「ブログを作りたいけどNext.jsは重い。WordPressはセキュリティが不安。もっとシンプルに、Lighthouseスコア100点のサイトを作りたい」——そんな要求にズバリ応えるのが Astro.js です。

Astroは2021年に登場した静的サイトジェネレーター(SSG)で、「ゼロJavaScriptをデフォルト」という思想のもと開発されました。2026年現在、GitHubスターは5万を超え、個人開発者・テックブロガー・フロントエンドエンジニアの間で急速に普及しています。本記事では、AstroでブログやポートフォリオサイトをCloudflare Pagesに無料デプロイするところまで、実践的に解説します。

Astro.jsとは? なぜ2026年に注目されるのか

Astroの最大の特徴はアイランドアーキテクチャ(Islands Architecture)です。従来のSPA(React/Vue/Angular)はページ全体のJavaScriptをブラウザに送信するため、初期ロードが重くなりがちでした。Astroはその逆で、HTMLとCSSだけ送信し、インタラクティブな部分(=島)にだけJavaScriptを読み込む設計です。

その結果、Astroで作ったサイトはほぼ例外なくLighthouseのパフォーマンススコアで90〜100点を記録します。Core Web Vitalsも良好なため、SEO効果も期待できます。

主な特徴まとめ

  • ゼロJS by default — JavaScriptはオプト・イン。静的なページはHTMLのみ出力される
  • マルチフレームワーク対応 — React・Vue・Svelte・SolidJSのコンポーネントを混在できる
  • Markdownネイティブ — .md / .mdx ファイルをそのままページにできる
  • Content Collections — ブログ記事の型安全な管理システムが標準搭載
  • TypeScriptサポート — 設定不要でTypeScriptが使える
  • SSR対応 — 必要なページだけサーバーサイドレンダリングも可能

Next.js・Gatsby・Hugoとの比較

項目 Astro Next.js Gatsby Hugo
デフォルトJS量 ほぼゼロ 多い 多い ゼロ
フレームワーク混在 ✅ React/Vue/Svelte ❌ Reactのみ ❌ Reactのみ ❌ なし
Markdown対応 ✅ ネイティブ △ プラグイン必要 ✅ GraphQL経由 ✅ ネイティブ
学習コスト 低〜中 中〜高 低(Go必要)
SSR/動的処理 △ アダプタ必要 ✅ 強力 △ 限定的 ❌ 静的のみ

ブログ・ポートフォリオ・ドキュメントサイトなどコンテンツ中心の静的サイトを作るなら、Astroはほぼベストの選択肢です。動的なWebアプリ(ログイン・リアルタイム更新など)はNext.jsの方が向いています。

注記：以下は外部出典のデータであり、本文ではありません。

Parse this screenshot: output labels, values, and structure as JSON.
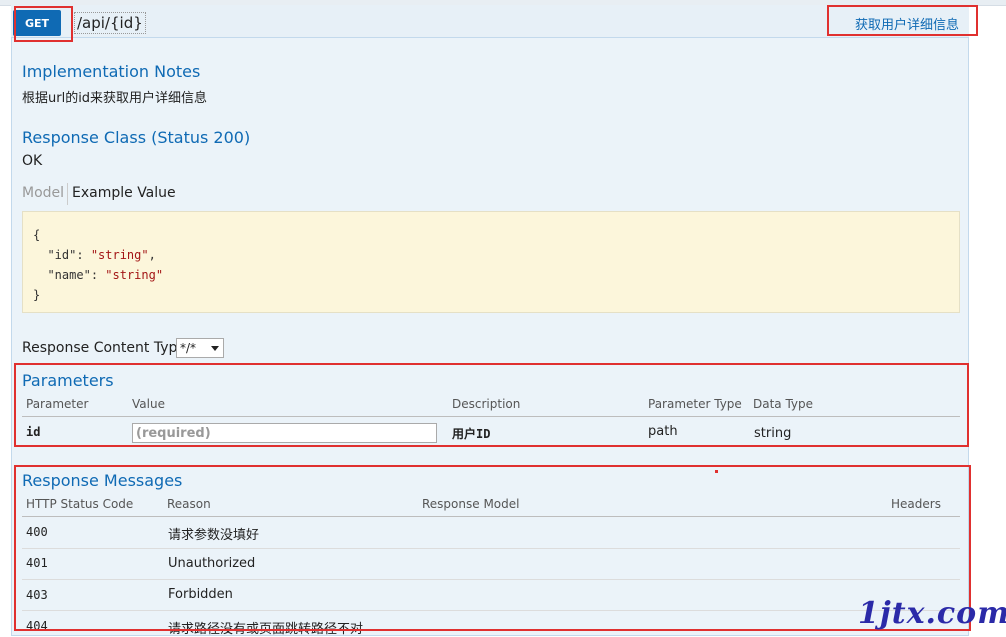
{
  "operation": {
    "method": "GET",
    "path": "/api/{id}",
    "summary": "获取用户详细信息"
  },
  "implementation_notes": {
    "heading": "Implementation Notes",
    "text": "根据url的id来获取用户详细信息"
  },
  "response_class": {
    "heading": "Response Class (Status 200)",
    "text": "OK",
    "tabs": [
      "Model",
      "Example Value"
    ],
    "example_lines": [
      "{",
      "  \"id\": \"string\",",
      "  \"name\": \"string\"",
      "}"
    ]
  },
  "response_content_type": {
    "label": "Response Content Type",
    "selected": "*/*"
  },
  "parameters": {
    "heading": "Parameters",
    "columns": [
      "Parameter",
      "Value",
      "Description",
      "Parameter Type",
      "Data Type"
    ],
    "rows": [
      {
        "name": "id",
        "placeholder": "(required)",
        "description": "用户ID",
        "param_type": "path",
        "data_type": "string"
      }
    ]
  },
  "response_messages": {
    "heading": "Response Messages",
    "columns": [
      "HTTP Status Code",
      "Reason",
      "Response Model",
      "Headers"
    ],
    "rows": [
      {
        "code": "400",
        "reason": "请求参数没填好"
      },
      {
        "code": "401",
        "reason": "Unauthorized"
      },
      {
        "code": "403",
        "reason": "Forbidden"
      },
      {
        "code": "404",
        "reason": "请求路径没有或页面跳转路径不对"
      }
    ]
  },
  "watermark": "1jtx.com",
  "colors": {
    "get_badge": "#0f6ab4",
    "heading": "#0f6ab4",
    "panel_bg": "#ebf3f9",
    "highlight_box": "#e0302f",
    "code_bg": "#fcf6db"
  }
}
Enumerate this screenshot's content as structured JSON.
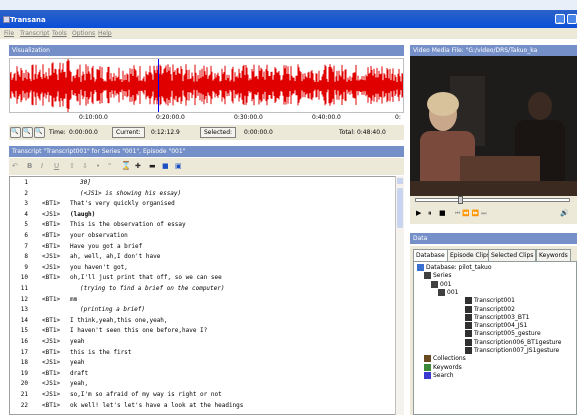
{
  "app": {
    "title": "Transana"
  },
  "menu": [
    "File",
    "Transcript",
    "Tools",
    "Options",
    "Help"
  ],
  "visualization": {
    "title": "Visualization",
    "ticks": [
      "0:10:00.0",
      "0:20:00.0",
      "0:30:00.0",
      "0:40:00.0",
      "0:"
    ],
    "time_label": "Time:",
    "time_value": "0:00:00.0",
    "current_label": "Current:",
    "current_value": "0:12:12.9",
    "selected_label": "Selected:",
    "selected_value": "0:00:00.0",
    "total": "Total: 0:48:40.0"
  },
  "transcript": {
    "title": "Transcript \"Transcript001\" for Series \"001\", Episode \"001\"",
    "toolbar": [
      "B",
      "I",
      "U"
    ],
    "lines": [
      {
        "n": "1",
        "s": "",
        "t": "30]"
      },
      {
        "n": "2",
        "s": "",
        "t": "(<JS1> is showing his essay)"
      },
      {
        "n": "3",
        "s": "<BT1>",
        "t": "That's very quickly organised"
      },
      {
        "n": "4",
        "s": "<JS1>",
        "t": "(laugh)"
      },
      {
        "n": "5",
        "s": "<BT1>",
        "t": "This is the observation of essay"
      },
      {
        "n": "6",
        "s": "<BT1>",
        "t": "your observation"
      },
      {
        "n": "7",
        "s": "<BT1>",
        "t": "Have you got a brief"
      },
      {
        "n": "8",
        "s": "<JS1>",
        "t": "ah, well, ah,I don't have"
      },
      {
        "n": "9",
        "s": "<JS1>",
        "t": "you haven't got,"
      },
      {
        "n": "10",
        "s": "<BT1>",
        "t": "oh,I'll just print that off, so we can see"
      },
      {
        "n": "11",
        "s": "",
        "t": "(trying to find a brief on the computer)"
      },
      {
        "n": "12",
        "s": "<BT1>",
        "t": "mm"
      },
      {
        "n": "13",
        "s": "",
        "t": "(printing a brief)"
      },
      {
        "n": "14",
        "s": "<BT1>",
        "t": "I think,yeah,this one,yeah,"
      },
      {
        "n": "15",
        "s": "<BT1>",
        "t": "I haven't seen this one before,have I?"
      },
      {
        "n": "16",
        "s": "<JS1>",
        "t": "yeah"
      },
      {
        "n": "17",
        "s": "<BT1>",
        "t": "this is the first"
      },
      {
        "n": "18",
        "s": "<JS1>",
        "t": "yeah"
      },
      {
        "n": "19",
        "s": "<BT1>",
        "t": "draft"
      },
      {
        "n": "20",
        "s": "<JS1>",
        "t": "yeah,"
      },
      {
        "n": "21",
        "s": "<JS1>",
        "t": "so,I'm so afraid of my way is right or not"
      },
      {
        "n": "22",
        "s": "<BT1>",
        "t": "ok well! let's let's have a look at the headings"
      }
    ]
  },
  "video": {
    "title": "Video Media File: \"G:/video/DRS/Takuo_ka"
  },
  "data": {
    "title": "Data",
    "tabs": [
      "Database",
      "Episode Clips",
      "Selected Clips",
      "Keywords"
    ],
    "tree": [
      "Database: pilot_takuo",
      "Series",
      "001",
      "001",
      "Transcript001",
      "Transcript002",
      "Transcript003_BT1",
      "Transcript004_JS1",
      "Transcript005_gesture",
      "Transcription006_BT1gesture",
      "Transcription007_JS1gesture",
      "Collections",
      "Keywords",
      "Search"
    ]
  }
}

セットアップ:Astroプロジェクトを5分で立ち上げる

Node.js 18以上がインストールされていれば、コマンド一発でプロジェクトが作れます。

ステップ1:プロジェクトの作成

npm create astro@latest my-blog
# 対話式で設定を選べる
# テンプレート: 「Blog」を選ぶとブログ向けの雛形が作られる
cd my-blog
npm install
npm run dev

http://localhost:4321 をブラウザで開くと、すぐにサイトのプレビューが確認できます。

ディレクトリ構成の基本

my-blog/
├── public/           # 静的ファイル(画像・フォント・favicon)
├── src/
│   ├── components/   # 再利用コンポーネント (.astro / .jsx など)
│   ├── layouts/      # ページ共通レイアウト
│   ├── pages/        # URLと1対1対応するページファイル
│   └── content/      # ブログ記事などのコンテンツ(Markdown)
├── astro.config.mjs  # Astro設定ファイル
├── package.json
└── tsconfig.json

src/pages/ に置いたファイルは自動でルーティングされます。src/pages/about.astro/about になる、という仕組みです。シンプルで直感的です。